That is I was sold them as _C. japonica_, and they look distinctly like _C. japonica_ however they may have been another _Caridinia _spp, but not being an expert I am not sure if the difference between species of this genus is significant, and whether they require different conditions to grow from larvae to adult. 

Anyway, I had a couple of the females heavy with eggs for a while, and immediately after a substantial water change I noticed a swarm of larvae suspended in the water column.

Unfortunately, my glutinous angels polished most of them off, and I was quite happy to let them since I believed at the time they wouldn't survive anyway.

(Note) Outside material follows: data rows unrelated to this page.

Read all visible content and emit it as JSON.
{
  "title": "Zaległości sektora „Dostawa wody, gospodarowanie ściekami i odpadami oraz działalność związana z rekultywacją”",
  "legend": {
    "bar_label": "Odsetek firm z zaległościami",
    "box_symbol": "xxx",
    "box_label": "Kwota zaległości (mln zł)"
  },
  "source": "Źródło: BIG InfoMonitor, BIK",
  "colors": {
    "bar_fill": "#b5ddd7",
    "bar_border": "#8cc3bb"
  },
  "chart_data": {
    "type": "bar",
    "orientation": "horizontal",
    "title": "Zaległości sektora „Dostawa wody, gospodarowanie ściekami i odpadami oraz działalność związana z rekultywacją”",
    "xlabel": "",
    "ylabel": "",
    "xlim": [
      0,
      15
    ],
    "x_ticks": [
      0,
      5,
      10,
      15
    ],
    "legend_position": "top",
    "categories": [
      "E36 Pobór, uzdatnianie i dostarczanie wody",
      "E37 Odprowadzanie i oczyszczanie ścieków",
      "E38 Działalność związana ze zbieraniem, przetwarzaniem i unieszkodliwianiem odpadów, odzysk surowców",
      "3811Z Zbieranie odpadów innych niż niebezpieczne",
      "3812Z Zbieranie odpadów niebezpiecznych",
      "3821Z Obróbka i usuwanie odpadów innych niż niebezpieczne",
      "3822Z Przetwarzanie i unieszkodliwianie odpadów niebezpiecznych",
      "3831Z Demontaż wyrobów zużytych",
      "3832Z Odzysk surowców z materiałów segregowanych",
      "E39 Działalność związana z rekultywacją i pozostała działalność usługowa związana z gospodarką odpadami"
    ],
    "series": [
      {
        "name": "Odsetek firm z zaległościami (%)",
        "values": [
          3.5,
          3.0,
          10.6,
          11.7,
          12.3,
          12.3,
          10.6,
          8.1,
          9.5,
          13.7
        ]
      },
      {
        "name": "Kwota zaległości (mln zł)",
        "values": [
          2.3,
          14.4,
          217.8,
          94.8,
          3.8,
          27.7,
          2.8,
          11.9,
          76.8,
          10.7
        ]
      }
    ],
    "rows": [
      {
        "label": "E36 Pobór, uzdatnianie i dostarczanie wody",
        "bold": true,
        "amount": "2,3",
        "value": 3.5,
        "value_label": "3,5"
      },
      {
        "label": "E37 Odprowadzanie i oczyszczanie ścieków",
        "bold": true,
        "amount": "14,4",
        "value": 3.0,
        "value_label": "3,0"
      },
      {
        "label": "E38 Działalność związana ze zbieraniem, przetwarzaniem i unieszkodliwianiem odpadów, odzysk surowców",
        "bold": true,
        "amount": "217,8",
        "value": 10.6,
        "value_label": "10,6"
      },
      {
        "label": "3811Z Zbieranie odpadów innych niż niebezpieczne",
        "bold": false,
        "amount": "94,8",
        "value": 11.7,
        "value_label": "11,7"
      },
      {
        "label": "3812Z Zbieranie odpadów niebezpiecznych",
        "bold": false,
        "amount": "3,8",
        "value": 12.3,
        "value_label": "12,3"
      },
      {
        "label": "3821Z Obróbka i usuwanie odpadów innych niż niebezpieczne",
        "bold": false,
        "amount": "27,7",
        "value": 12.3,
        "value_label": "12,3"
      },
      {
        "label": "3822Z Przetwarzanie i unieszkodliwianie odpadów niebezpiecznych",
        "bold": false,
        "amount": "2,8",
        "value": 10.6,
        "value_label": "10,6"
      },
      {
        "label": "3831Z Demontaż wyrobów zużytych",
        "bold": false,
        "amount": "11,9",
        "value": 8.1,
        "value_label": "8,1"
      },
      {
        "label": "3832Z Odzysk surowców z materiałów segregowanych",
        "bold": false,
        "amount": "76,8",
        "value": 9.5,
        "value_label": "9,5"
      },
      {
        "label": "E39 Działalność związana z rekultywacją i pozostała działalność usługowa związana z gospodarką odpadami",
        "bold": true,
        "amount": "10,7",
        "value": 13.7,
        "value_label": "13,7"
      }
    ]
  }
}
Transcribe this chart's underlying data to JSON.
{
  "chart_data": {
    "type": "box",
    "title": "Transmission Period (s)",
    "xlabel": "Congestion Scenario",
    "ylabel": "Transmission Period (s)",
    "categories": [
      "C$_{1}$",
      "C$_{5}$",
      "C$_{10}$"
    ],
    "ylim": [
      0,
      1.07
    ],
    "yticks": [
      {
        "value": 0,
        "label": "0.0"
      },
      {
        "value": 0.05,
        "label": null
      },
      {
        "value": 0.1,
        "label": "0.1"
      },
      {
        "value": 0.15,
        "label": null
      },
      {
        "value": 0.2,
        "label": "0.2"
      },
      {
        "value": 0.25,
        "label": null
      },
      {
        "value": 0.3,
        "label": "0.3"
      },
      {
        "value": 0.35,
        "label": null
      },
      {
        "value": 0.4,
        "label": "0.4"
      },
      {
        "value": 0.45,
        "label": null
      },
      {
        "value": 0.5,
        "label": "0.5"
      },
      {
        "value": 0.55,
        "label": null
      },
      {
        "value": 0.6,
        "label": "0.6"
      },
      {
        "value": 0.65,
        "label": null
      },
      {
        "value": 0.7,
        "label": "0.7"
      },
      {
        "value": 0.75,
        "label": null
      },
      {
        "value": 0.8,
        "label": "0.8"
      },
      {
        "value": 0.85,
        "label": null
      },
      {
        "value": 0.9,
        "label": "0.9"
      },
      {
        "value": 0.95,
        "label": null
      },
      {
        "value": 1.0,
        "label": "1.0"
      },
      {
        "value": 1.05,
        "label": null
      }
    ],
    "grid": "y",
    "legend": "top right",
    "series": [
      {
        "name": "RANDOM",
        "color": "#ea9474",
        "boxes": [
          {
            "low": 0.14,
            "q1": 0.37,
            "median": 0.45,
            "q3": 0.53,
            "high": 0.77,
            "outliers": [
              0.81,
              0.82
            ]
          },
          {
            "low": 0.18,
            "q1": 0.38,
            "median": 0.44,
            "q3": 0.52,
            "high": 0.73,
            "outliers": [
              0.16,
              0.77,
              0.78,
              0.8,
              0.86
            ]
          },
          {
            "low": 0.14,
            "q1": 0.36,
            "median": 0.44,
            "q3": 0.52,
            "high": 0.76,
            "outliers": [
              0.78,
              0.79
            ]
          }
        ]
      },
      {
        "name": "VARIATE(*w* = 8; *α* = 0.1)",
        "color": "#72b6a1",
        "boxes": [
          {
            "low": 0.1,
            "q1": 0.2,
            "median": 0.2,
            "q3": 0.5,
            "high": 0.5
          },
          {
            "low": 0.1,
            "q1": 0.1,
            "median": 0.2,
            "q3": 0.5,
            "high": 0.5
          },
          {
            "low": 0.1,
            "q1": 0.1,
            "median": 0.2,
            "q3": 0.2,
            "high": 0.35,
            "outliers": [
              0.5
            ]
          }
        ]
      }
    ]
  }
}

Their natural history involves being swept down to the ocean, where they mature before returning to freshwater.

However, I've been fascinated by natural history since a small child, and it has influenced my career path and hobbies (obviously) and I have often seen natural phenomena that runs contrary to established wisdom.

So...maybe Marks shrimp didn't read the text book!


----------



## tim (9 Jul 2012)

just a question for experts scientifically minded people would the need for saltwater for shrimps food to thrive be possible in an ei tank as they are salts we add to the tank as ferts possible ?


----------



## frothhelmet (15 Jul 2012)

Mark, you will sell them to the forums at some point won't you? Not only do I want them, but med-size shrimp that are peaceful and breed in freshwater are super rare, and there have to be quite a few hobbyists who would be interested. And if they eat algae like the amanos so much the better for us aquascapers.


----------



## FreshWater Shrimp (15 Jul 2012)

Mostly all "Amanos" in the UK or Germany are from Hong Kong as we are not aware any importer directly importing from Japan. They all import HK, China, Taiwan, Indonesia ...

It still does not rule out they are not true amanos. Everybody would already breed them readily otherwise. Or nature found it's course. As said before Mosura is claiming it is proper micro food dispersed in water not salty water required to raise this shrimp. Found berried amano in our tank so only way is to test it out now.

Anyway it does not matter as long as they do proper job cleaning algae and are fun to watch, when hungry they destroy everything including some plants.


----------



## greenink (15 Jul 2012)

I've been wondering this myself for a while. I've definitely got some tiny very-Amano-like shrimp (1cm) in my big tank, and I definitely didn't buy any that size.


----------